Solanezumab Finally Failed in Phase III Trial
Monoclonal antibody shows no effect in preclinical Alzheimer’s disease
The search for an effective drug to treat or prevent Alzheimer’s disease is one of the most pressing medical challenges of our time. Many experts believe that Alzheimer’s treatment with anti-amyloid antibodies is useful and should be initiated as early as possible in affected individuals.
While there are already several drugs on the market aimed at alleviating the symptoms of this degenerative brain disease, none has yet proven effective in actually preventing or reversing the disease.
Solanezumab: Safe but lacking efficacy even in preclinical Alzheimer’s
Another candidate, the monoclonal antibody solanezumab, has now finally failed in a phase III trial. Solanezumab had already failed to delay the course of the disease in symptomatic Alzheimer’s patients in previous studies, and in the so-called A4 study (“Anti-Amyloid Treatment in Asymptomatic Alzheimer’s Disease”) it also showed no effectiveness in patients in the preclinical stage of the disease over an observation period of 4.5 years.
Solanezumab was selected for the study because it had been shown to be safe in previous studies. In addition, it initially appeared to show positive effects in patient:in with mild cognitive impairment, although these results could not be confirmed in subsequent phase 3 trials.
Solanezumab should stop new amyloid deposits from forming in the brain
Another reason for using solanezumab was its ability to bind to the monomers of beta-amyloids and prevent their aggregation. According to the “sink” hypothesis preferred at the time of study design, solanezumab should prevent the formation of new deposits in the brain. In contrast, the drugs donanemab and lecanemab, already approved in the U.S., aim to break down pre-existing amyloid accumulations.
In the study, a total of 4,485 people aged 65 to 85 years from 67 centers in North America, Australia and Japan were examined by PET. All showed unremarkable scores on both the Clinical Dementia Rating scale and the Mini-Mental State Examination. Only people with particularly high scores in the “Logical Memory Delayed Recall” of the Wechsler Intelligence Test were excluded from the study.
The participants received an intravenous injection every four weeks. Initially, the dose of solanezumab was 400 mg, but it was increased to 1,600 mg in 2017 after the unconvincing results of phase 3 trials in symptomatic patients were published.
The therapy extended over a period of 240 weeks, or about 4.5 years. According to the research team led by Paul Aisen of the Alzheimer’s Therapeutic Research Institute at the University of California in San Diego, the PACC (“Preclinical Alzheimer’s Cognitive Composite”) showed little difference in the two groups during the first two years of the study.
As the study progressed, the scores showed a decline. This decline tended to be greater in the group treated with solanezumab. After 240 weeks, they recorded an average drop of 1.43 points, compared with a drop of 1.13 points in the placebo group. The resulting difference of 0.30 points proved nonsignificant, with a 95% confidence interval between -0.22 and 0.82 points.

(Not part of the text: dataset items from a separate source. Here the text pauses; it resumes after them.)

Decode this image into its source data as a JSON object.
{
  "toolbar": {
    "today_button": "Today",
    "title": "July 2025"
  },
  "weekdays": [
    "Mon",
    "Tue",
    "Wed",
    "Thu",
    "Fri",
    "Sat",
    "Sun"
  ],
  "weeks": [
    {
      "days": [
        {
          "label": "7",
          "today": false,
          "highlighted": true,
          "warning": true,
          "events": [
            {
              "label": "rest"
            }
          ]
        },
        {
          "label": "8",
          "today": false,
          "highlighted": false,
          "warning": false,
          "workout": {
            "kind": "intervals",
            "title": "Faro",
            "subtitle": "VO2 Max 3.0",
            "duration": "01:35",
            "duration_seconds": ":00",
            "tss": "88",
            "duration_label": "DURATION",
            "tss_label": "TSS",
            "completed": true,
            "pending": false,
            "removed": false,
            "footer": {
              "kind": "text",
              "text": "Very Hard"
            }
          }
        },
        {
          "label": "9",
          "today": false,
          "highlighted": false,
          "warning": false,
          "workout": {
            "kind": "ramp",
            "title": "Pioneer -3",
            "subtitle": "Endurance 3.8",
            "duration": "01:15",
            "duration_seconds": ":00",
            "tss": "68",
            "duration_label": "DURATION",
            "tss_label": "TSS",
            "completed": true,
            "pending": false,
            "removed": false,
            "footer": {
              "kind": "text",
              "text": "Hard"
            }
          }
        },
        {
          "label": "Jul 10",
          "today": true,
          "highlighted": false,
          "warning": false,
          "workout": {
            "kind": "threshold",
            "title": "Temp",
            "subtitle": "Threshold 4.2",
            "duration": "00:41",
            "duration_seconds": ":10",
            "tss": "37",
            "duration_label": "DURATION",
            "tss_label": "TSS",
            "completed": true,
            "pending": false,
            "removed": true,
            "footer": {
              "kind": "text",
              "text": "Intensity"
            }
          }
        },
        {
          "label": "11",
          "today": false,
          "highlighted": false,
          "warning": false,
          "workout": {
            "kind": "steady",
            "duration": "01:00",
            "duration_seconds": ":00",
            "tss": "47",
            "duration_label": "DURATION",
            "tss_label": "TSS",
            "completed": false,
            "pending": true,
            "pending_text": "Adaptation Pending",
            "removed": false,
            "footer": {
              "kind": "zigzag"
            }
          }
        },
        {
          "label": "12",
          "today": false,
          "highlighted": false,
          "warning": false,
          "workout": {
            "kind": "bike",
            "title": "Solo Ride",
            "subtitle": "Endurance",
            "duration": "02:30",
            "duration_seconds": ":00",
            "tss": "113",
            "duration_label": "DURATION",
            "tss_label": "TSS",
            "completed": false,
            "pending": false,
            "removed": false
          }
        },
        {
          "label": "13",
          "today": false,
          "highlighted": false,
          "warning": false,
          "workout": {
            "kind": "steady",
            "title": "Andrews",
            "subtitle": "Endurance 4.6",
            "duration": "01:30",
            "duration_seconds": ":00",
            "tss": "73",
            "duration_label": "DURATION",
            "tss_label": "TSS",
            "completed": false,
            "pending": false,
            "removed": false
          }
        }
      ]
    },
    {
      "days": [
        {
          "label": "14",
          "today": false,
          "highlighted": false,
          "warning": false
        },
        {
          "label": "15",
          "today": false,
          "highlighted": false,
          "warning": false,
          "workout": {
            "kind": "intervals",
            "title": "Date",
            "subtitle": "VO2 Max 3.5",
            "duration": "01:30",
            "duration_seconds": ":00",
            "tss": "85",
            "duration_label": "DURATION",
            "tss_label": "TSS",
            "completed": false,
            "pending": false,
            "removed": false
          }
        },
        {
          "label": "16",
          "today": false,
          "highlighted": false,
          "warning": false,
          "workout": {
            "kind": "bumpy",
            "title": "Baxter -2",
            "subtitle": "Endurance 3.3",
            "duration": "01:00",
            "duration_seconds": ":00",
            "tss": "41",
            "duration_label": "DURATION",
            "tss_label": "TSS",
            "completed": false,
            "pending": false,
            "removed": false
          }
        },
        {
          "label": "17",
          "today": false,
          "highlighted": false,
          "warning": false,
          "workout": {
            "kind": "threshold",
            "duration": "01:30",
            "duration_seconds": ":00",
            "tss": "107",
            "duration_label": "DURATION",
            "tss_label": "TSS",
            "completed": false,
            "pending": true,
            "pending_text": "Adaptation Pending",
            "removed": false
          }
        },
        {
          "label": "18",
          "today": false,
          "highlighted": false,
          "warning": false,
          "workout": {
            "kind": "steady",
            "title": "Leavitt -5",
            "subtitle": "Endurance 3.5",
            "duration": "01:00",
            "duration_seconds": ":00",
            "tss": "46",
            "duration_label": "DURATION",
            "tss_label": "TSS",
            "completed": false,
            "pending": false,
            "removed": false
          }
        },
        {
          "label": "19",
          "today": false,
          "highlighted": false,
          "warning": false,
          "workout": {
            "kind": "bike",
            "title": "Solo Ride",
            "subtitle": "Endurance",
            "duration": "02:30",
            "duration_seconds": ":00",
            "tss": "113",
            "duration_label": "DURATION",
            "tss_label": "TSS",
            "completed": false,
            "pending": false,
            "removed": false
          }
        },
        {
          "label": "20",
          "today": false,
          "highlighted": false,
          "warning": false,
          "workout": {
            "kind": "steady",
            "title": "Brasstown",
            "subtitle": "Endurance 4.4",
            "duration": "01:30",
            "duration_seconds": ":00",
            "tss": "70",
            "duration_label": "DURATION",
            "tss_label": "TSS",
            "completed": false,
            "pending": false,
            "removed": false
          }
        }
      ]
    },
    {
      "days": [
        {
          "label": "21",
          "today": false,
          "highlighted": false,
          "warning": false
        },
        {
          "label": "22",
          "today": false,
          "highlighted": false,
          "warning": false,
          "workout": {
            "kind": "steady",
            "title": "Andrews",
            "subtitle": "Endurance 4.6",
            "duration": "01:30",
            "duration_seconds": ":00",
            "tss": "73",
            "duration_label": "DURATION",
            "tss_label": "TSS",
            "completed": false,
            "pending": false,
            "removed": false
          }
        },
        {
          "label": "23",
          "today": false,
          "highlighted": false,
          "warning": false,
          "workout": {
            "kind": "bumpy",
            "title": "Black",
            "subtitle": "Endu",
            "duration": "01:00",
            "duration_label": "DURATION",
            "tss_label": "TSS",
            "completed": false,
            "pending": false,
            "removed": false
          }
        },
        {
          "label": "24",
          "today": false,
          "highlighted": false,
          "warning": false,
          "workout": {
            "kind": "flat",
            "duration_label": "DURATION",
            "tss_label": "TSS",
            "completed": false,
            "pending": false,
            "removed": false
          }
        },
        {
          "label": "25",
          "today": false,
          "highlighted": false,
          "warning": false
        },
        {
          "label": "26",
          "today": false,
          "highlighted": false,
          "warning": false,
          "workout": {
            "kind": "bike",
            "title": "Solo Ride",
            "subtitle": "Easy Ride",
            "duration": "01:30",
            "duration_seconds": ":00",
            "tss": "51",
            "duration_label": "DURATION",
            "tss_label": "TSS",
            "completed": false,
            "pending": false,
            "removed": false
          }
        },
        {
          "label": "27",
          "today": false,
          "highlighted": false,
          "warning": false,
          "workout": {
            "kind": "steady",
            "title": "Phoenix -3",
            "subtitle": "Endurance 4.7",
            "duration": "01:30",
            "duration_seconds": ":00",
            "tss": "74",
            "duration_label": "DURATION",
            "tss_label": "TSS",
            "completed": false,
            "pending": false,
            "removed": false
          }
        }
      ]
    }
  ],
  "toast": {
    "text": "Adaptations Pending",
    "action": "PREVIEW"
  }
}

One-third of the subjects developed cognitive impairment during the course of the study
Most disappointingly, amyloid deposition increased by 11.6 centiloids less in the solanezumab-treated group, compared with an increase of 19.3 centiloids in the placebo group. This difference of 7.7 centiloids was significant with a 95% confidence interval of 5.1 to 10.4 centiloids. However, even this did not prevent cognitive impairment from developing in the first patients in both groups during the course of the study. According to the Clinical Dementia Rating Scale, this was the case in 36% of the subjects.
Although treatment with solanezumab proved to be safe and amyloid-related imaging abnormalities (ARIA) did not occur more often than in the placebo group, there is no proven benefit, making the use of solanezumab obsolete. Aisen interprets the results to mean that merely slowing amyloid accumulation without breaking down preexisting amyloids is apparently insufficient to halt the creeping cognitive decline in patient:s in the early, asymptomatic stages of AD.